$\left|\,\circlearrowright\,\boxed{\text{BUS}}\,\right|$: A Large and Diverse Multimodal Benchmark for evaluating the ability of Vision-Language Models to understand Rebus Puzzles
Trishanu Das, Abhilash Nandy, Khush Bajaj, Deepiha S
TL;DR
This work targets the challenge of understanding Rebus Puzzles with Vision-Language Systems. It introduces |BUS|, a large, diverse benchmark containing 1,333 English Rebus Puzzles across 18 categories, enriched with rich metadata and 611 ControlNet-augmented samples to raise difficulty. The authors propose RebusDescProgICE, a model-agnostic in-context reasoning framework that pairs unstructured image descriptions with structured, code-based reasoning and a novel in-context example selection strategy. Across both closed-source (e.g., GPT-4o family) and open-source (e.g., Phi-3.5-Vision, Pixtral, Qwen2-VL-7B) models, RebusDescProgICE yields notable improvements in substring accuracy and Word-Level F1 (e.g., 2.1–4.1% and 20–30% relative gains, respectively), highlighting the importance of combining descriptive grounding with code-based reasoning for challenging multimodal reasoning tasks. Overall, |BUS| provides a tough, model-agnostic benchmark for evaluating and pushing the reasoning capabilities of vision-language systems on creative language-world puzzles.
Abstract
Understanding Rebus Puzzles (Rebus Puzzles use pictures, symbols, and letters to represent words or phrases creatively) requires a variety of skills such as image recognition, cognitive skills, commonsense reasoning, multi-step reasoning, image-based wordplay, etc., making this a challenging task for even current Vision-Language Models.

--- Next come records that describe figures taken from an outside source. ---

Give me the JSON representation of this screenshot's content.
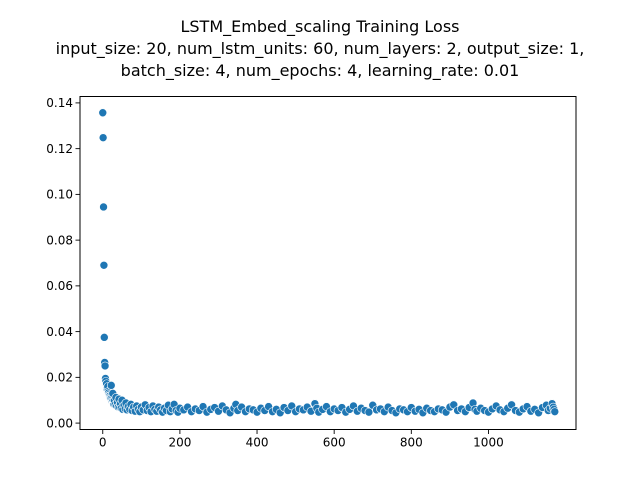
{
  "chart_data": {
    "type": "scatter",
    "title_lines": [
      "LSTM_Embed_scaling Training Loss",
      "input_size: 20, num_lstm_units: 60, num_layers: 2, output_size: 1,",
      "batch_size: 4, num_epochs: 4, learning_rate: 0.01"
    ],
    "xlabel": "",
    "ylabel": "",
    "xlim": [
      -59,
      1227
    ],
    "ylim": [
      -0.0028,
      0.1428
    ],
    "xticks": [
      0,
      200,
      400,
      600,
      800,
      1000
    ],
    "yticks": [
      0.0,
      0.02,
      0.04,
      0.06,
      0.08,
      0.1,
      0.12,
      0.14
    ],
    "ytick_labels": [
      "0.00",
      "0.02",
      "0.04",
      "0.06",
      "0.08",
      "0.10",
      "0.12",
      "0.14"
    ],
    "marker_color": "#1f77b4",
    "marker_edge": "#ffffff",
    "grid": false,
    "points": [
      [
        0,
        0.1357
      ],
      [
        1,
        0.1248
      ],
      [
        2,
        0.0945
      ],
      [
        3,
        0.069
      ],
      [
        4,
        0.0375
      ],
      [
        5,
        0.0265
      ],
      [
        6,
        0.025
      ],
      [
        7,
        0.0195
      ],
      [
        8,
        0.0183
      ],
      [
        9,
        0.017
      ],
      [
        10,
        0.0172
      ],
      [
        11,
        0.0152
      ],
      [
        12,
        0.0145
      ],
      [
        13,
        0.016
      ],
      [
        14,
        0.0138
      ],
      [
        15,
        0.0132
      ],
      [
        16,
        0.0125
      ],
      [
        17,
        0.012
      ],
      [
        18,
        0.0118
      ],
      [
        19,
        0.0112
      ],
      [
        20,
        0.0108
      ],
      [
        21,
        0.0105
      ],
      [
        22,
        0.0165
      ],
      [
        23,
        0.01
      ],
      [
        24,
        0.0095
      ],
      [
        25,
        0.0092
      ],
      [
        26,
        0.013
      ],
      [
        27,
        0.0088
      ],
      [
        28,
        0.0085
      ],
      [
        29,
        0.0082
      ],
      [
        30,
        0.0098
      ],
      [
        32,
        0.008
      ],
      [
        34,
        0.0112
      ],
      [
        36,
        0.0075
      ],
      [
        38,
        0.009
      ],
      [
        40,
        0.007
      ],
      [
        42,
        0.0105
      ],
      [
        44,
        0.0068
      ],
      [
        46,
        0.0085
      ],
      [
        48,
        0.0065
      ],
      [
        50,
        0.01
      ],
      [
        52,
        0.006
      ],
      [
        55,
        0.0078
      ],
      [
        58,
        0.0062
      ],
      [
        60,
        0.0088
      ],
      [
        63,
        0.0058
      ],
      [
        66,
        0.0072
      ],
      [
        70,
        0.006
      ],
      [
        73,
        0.0082
      ],
      [
        76,
        0.0055
      ],
      [
        80,
        0.007
      ],
      [
        84,
        0.0052
      ],
      [
        88,
        0.0075
      ],
      [
        92,
        0.006
      ],
      [
        96,
        0.005
      ],
      [
        100,
        0.007
      ],
      [
        105,
        0.0058
      ],
      [
        110,
        0.008
      ],
      [
        115,
        0.0055
      ],
      [
        120,
        0.0068
      ],
      [
        125,
        0.005
      ],
      [
        130,
        0.0075
      ],
      [
        135,
        0.006
      ],
      [
        140,
        0.0052
      ],
      [
        145,
        0.007
      ],
      [
        150,
        0.0058
      ],
      [
        155,
        0.0048
      ],
      [
        160,
        0.0065
      ],
      [
        165,
        0.0055
      ],
      [
        170,
        0.0078
      ],
      [
        175,
        0.005
      ],
      [
        180,
        0.0062
      ],
      [
        185,
        0.0082
      ],
      [
        190,
        0.0055
      ],
      [
        195,
        0.0048
      ],
      [
        200,
        0.0065
      ],
      [
        210,
        0.0058
      ],
      [
        220,
        0.007
      ],
      [
        230,
        0.005
      ],
      [
        240,
        0.0062
      ],
      [
        250,
        0.0055
      ],
      [
        260,
        0.0072
      ],
      [
        270,
        0.0048
      ],
      [
        280,
        0.006
      ],
      [
        290,
        0.0068
      ],
      [
        300,
        0.0052
      ],
      [
        310,
        0.0075
      ],
      [
        320,
        0.0058
      ],
      [
        330,
        0.0045
      ],
      [
        340,
        0.0065
      ],
      [
        345,
        0.0082
      ],
      [
        350,
        0.0055
      ],
      [
        360,
        0.007
      ],
      [
        370,
        0.005
      ],
      [
        380,
        0.0062
      ],
      [
        390,
        0.0058
      ],
      [
        400,
        0.0048
      ],
      [
        410,
        0.0065
      ],
      [
        420,
        0.0055
      ],
      [
        430,
        0.0072
      ],
      [
        440,
        0.005
      ],
      [
        450,
        0.006
      ],
      [
        460,
        0.0045
      ],
      [
        470,
        0.0068
      ],
      [
        480,
        0.0055
      ],
      [
        490,
        0.0075
      ],
      [
        500,
        0.005
      ],
      [
        510,
        0.0062
      ],
      [
        520,
        0.0058
      ],
      [
        530,
        0.007
      ],
      [
        540,
        0.0052
      ],
      [
        550,
        0.0085
      ],
      [
        555,
        0.0065
      ],
      [
        560,
        0.0048
      ],
      [
        570,
        0.006
      ],
      [
        580,
        0.0072
      ],
      [
        590,
        0.005
      ],
      [
        600,
        0.0062
      ],
      [
        610,
        0.0055
      ],
      [
        620,
        0.0068
      ],
      [
        630,
        0.0048
      ],
      [
        640,
        0.006
      ],
      [
        650,
        0.0075
      ],
      [
        660,
        0.0052
      ],
      [
        670,
        0.0065
      ],
      [
        680,
        0.0055
      ],
      [
        690,
        0.0048
      ],
      [
        700,
        0.0078
      ],
      [
        710,
        0.0058
      ],
      [
        720,
        0.0062
      ],
      [
        730,
        0.005
      ],
      [
        740,
        0.007
      ],
      [
        750,
        0.0055
      ],
      [
        760,
        0.0045
      ],
      [
        770,
        0.0062
      ],
      [
        780,
        0.0058
      ],
      [
        790,
        0.005
      ],
      [
        800,
        0.0068
      ],
      [
        810,
        0.0052
      ],
      [
        820,
        0.006
      ],
      [
        830,
        0.0045
      ],
      [
        840,
        0.0065
      ],
      [
        850,
        0.0055
      ],
      [
        860,
        0.005
      ],
      [
        870,
        0.0062
      ],
      [
        880,
        0.0058
      ],
      [
        890,
        0.0048
      ],
      [
        900,
        0.007
      ],
      [
        910,
        0.008
      ],
      [
        920,
        0.0055
      ],
      [
        930,
        0.0062
      ],
      [
        940,
        0.005
      ],
      [
        950,
        0.0068
      ],
      [
        960,
        0.0088
      ],
      [
        965,
        0.006
      ],
      [
        970,
        0.0052
      ],
      [
        980,
        0.0065
      ],
      [
        990,
        0.0055
      ],
      [
        1000,
        0.0048
      ],
      [
        1010,
        0.0062
      ],
      [
        1020,
        0.0075
      ],
      [
        1030,
        0.0058
      ],
      [
        1040,
        0.005
      ],
      [
        1050,
        0.0065
      ],
      [
        1060,
        0.008
      ],
      [
        1070,
        0.0055
      ],
      [
        1080,
        0.0048
      ],
      [
        1090,
        0.0062
      ],
      [
        1100,
        0.0072
      ],
      [
        1110,
        0.0052
      ],
      [
        1120,
        0.006
      ],
      [
        1130,
        0.0045
      ],
      [
        1140,
        0.0068
      ],
      [
        1150,
        0.0078
      ],
      [
        1155,
        0.0055
      ],
      [
        1160,
        0.0065
      ],
      [
        1165,
        0.0085
      ],
      [
        1168,
        0.007
      ],
      [
        1170,
        0.006
      ],
      [
        1172,
        0.005
      ]
    ]
  }
}
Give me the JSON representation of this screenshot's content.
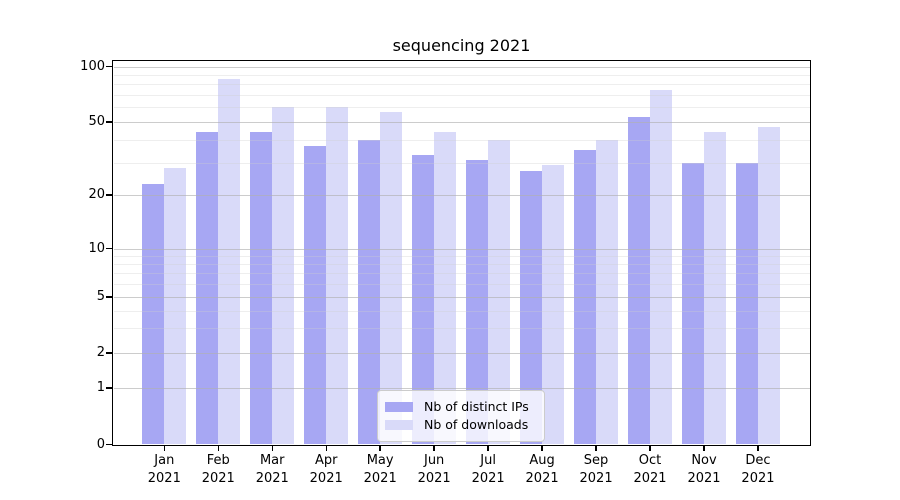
{
  "chart_data": {
    "type": "bar",
    "title": "sequencing 2021",
    "categories": [
      "Jan",
      "Feb",
      "Mar",
      "Apr",
      "May",
      "Jun",
      "Jul",
      "Aug",
      "Sep",
      "Oct",
      "Nov",
      "Dec"
    ],
    "x_tick_year": "2021",
    "series": [
      {
        "name": "Nb of distinct IPs",
        "color": "#a7a7f3",
        "values": [
          23,
          44,
          44,
          37,
          40,
          33,
          31,
          27,
          35,
          53,
          30,
          30
        ]
      },
      {
        "name": "Nb of downloads",
        "color": "#d9daf9",
        "values": [
          28,
          86,
          60,
          60,
          57,
          44,
          40,
          29,
          40,
          75,
          44,
          47
        ]
      }
    ],
    "yscale": "symlog",
    "ylim": [
      0,
      107
    ],
    "y_major_ticks": [
      100,
      50,
      20,
      10,
      5,
      2,
      1,
      0
    ],
    "y_minor_gridlines": [
      3,
      4,
      6,
      7,
      8,
      9,
      30,
      40,
      60,
      70,
      80,
      90
    ],
    "grid": "horizontal major+minor, drawn above bars",
    "legend_position": "lower center"
  },
  "colors": {
    "bar_dark": "#a7a7f3",
    "bar_light": "#d9daf9",
    "grid_major": "#b0b0b0",
    "grid_minor": "#dddddd",
    "axis": "#000000",
    "background": "#ffffff"
  }
}
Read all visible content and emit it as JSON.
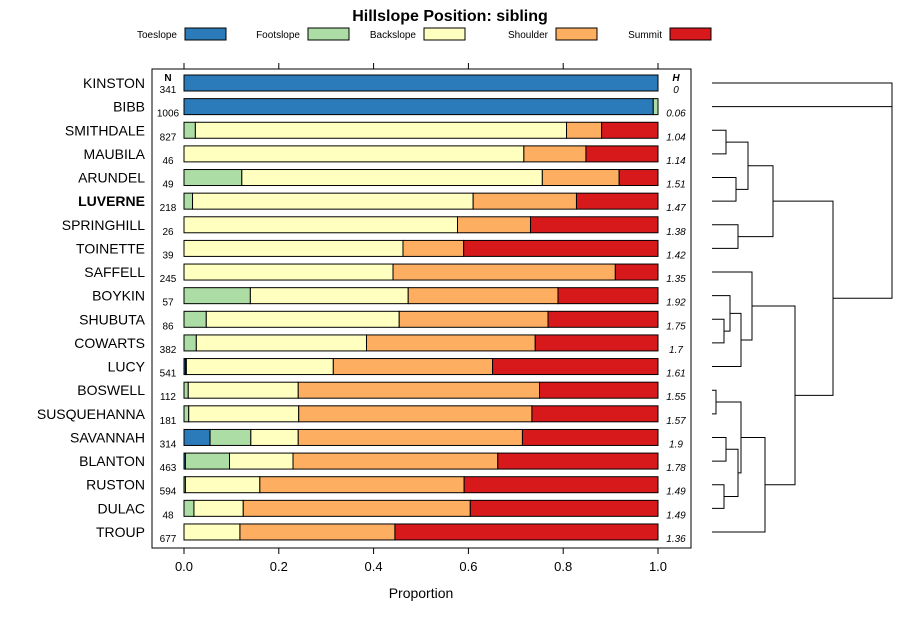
{
  "chart_data": {
    "type": "bar",
    "stacked": true,
    "orientation": "horizontal",
    "title": "Hillslope Position: sibling",
    "xlabel": "Proportion",
    "xlim": [
      0,
      1
    ],
    "xticks": [
      "0.0",
      "0.2",
      "0.4",
      "0.6",
      "0.8",
      "1.0"
    ],
    "xtick_values": [
      0,
      0.2,
      0.4,
      0.6,
      0.8,
      1.0
    ],
    "n_header": "N",
    "h_header": "H",
    "highlight": "LUVERNE",
    "legend": [
      {
        "name": "Toeslope",
        "color": "#2b7bba"
      },
      {
        "name": "Footslope",
        "color": "#abdda4"
      },
      {
        "name": "Backslope",
        "color": "#ffffbf"
      },
      {
        "name": "Shoulder",
        "color": "#fdae61"
      },
      {
        "name": "Summit",
        "color": "#d7191c"
      }
    ],
    "categories": [
      "KINSTON",
      "BIBB",
      "SMITHDALE",
      "MAUBILA",
      "ARUNDEL",
      "LUVERNE",
      "SPRINGHILL",
      "TOINETTE",
      "SAFFELL",
      "BOYKIN",
      "SHUBUTA",
      "COWARTS",
      "LUCY",
      "BOSWELL",
      "SUSQUEHANNA",
      "SAVANNAH",
      "BLANTON",
      "RUSTON",
      "DULAC",
      "TROUP"
    ],
    "n": [
      "341",
      "1006",
      "827",
      "46",
      "49",
      "218",
      "26",
      "39",
      "245",
      "57",
      "86",
      "382",
      "541",
      "112",
      "181",
      "314",
      "463",
      "594",
      "48",
      "677"
    ],
    "h": [
      "0",
      "0.06",
      "1.04",
      "1.14",
      "1.51",
      "1.47",
      "1.38",
      "1.42",
      "1.35",
      "1.92",
      "1.75",
      "1.7",
      "1.61",
      "1.55",
      "1.57",
      "1.9",
      "1.78",
      "1.49",
      "1.49",
      "1.36"
    ],
    "series": [
      {
        "name": "Toeslope",
        "values": [
          1.0,
          0.99,
          0.0,
          0.0,
          0.0,
          0.0,
          0.0,
          0.0,
          0.0,
          0.0,
          0.0,
          0.0,
          0.003,
          0.0,
          0.0,
          0.055,
          0.003,
          0.0,
          0.0,
          0.0
        ]
      },
      {
        "name": "Footslope",
        "values": [
          0.0,
          0.01,
          0.024,
          0.0,
          0.122,
          0.018,
          0.0,
          0.0,
          0.0,
          0.14,
          0.047,
          0.026,
          0.002,
          0.009,
          0.01,
          0.086,
          0.093,
          0.003,
          0.021,
          0.0
        ]
      },
      {
        "name": "Backslope",
        "values": [
          0.0,
          0.0,
          0.783,
          0.717,
          0.634,
          0.592,
          0.577,
          0.462,
          0.441,
          0.333,
          0.407,
          0.359,
          0.31,
          0.232,
          0.232,
          0.1,
          0.134,
          0.157,
          0.104,
          0.118
        ]
      },
      {
        "name": "Shoulder",
        "values": [
          0.0,
          0.0,
          0.074,
          0.131,
          0.162,
          0.218,
          0.154,
          0.128,
          0.469,
          0.316,
          0.314,
          0.356,
          0.336,
          0.509,
          0.492,
          0.473,
          0.432,
          0.431,
          0.479,
          0.327
        ]
      },
      {
        "name": "Summit",
        "values": [
          0.0,
          0.0,
          0.119,
          0.152,
          0.082,
          0.172,
          0.269,
          0.41,
          0.09,
          0.211,
          0.232,
          0.259,
          0.349,
          0.25,
          0.266,
          0.286,
          0.338,
          0.409,
          0.396,
          0.555
        ]
      }
    ]
  }
}
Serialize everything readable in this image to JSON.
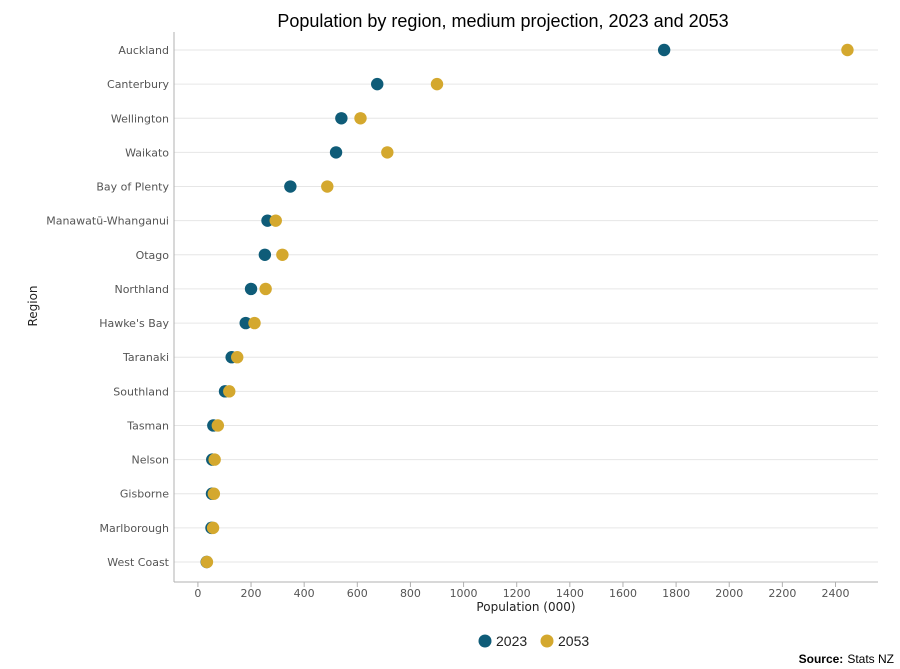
{
  "chart_data": {
    "type": "scatter",
    "title": "Population by region, medium projection, 2023 and 2053",
    "xlabel": "Population (000)",
    "ylabel": "Region",
    "xlim": [
      -90,
      2560
    ],
    "x_ticks": [
      0,
      200,
      400,
      600,
      800,
      1000,
      1200,
      1400,
      1600,
      1800,
      2000,
      2200,
      2400
    ],
    "grid": "horizontal",
    "legend_position": "bottom",
    "categories": [
      "Auckland",
      "Canterbury",
      "Wellington",
      "Waikato",
      "Bay of Plenty",
      "Manawatū-Whanganui",
      "Otago",
      "Northland",
      "Hawke's Bay",
      "Taranaki",
      "Southland",
      "Tasman",
      "Nelson",
      "Gisborne",
      "Marlborough",
      "West Coast"
    ],
    "series": [
      {
        "name": "2023",
        "color": "#0f5c78",
        "values": [
          1755,
          675,
          540,
          520,
          348,
          262,
          252,
          200,
          180,
          127,
          102,
          58,
          54,
          53,
          51,
          33
        ]
      },
      {
        "name": "2053",
        "color": "#d4a82e",
        "values": [
          2445,
          900,
          612,
          713,
          487,
          293,
          318,
          255,
          213,
          148,
          118,
          75,
          63,
          60,
          57,
          34
        ]
      }
    ]
  },
  "source": {
    "label": "Source:",
    "text": "Stats NZ"
  }
}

In this paper, we present $\left|\,\circlearrowright\,\boxed{\text{BUS}}\,\right|$, a large and diverse benchmark of $1,333$ English Rebus Puzzles containing different artistic styles and levels of difficulty, spread across 18 categories such as food, idioms, sports, finance, entertainment, etc. We also propose $RebusDescProgICE$, a model-agnostic framework which uses a combination of an unstructured description and code-based, structured reasoning, along with better, reasoning-based in-context example selection, improving the performance of Vision-Language Models on $\left|\,\circlearrowright\,\boxed{\text{BUS}}\,\right|$ by $2.1-4.1\%$ and $20-30\%$ using closed-source and open-source models respectively compared to Chain-of-Thought Reasoning.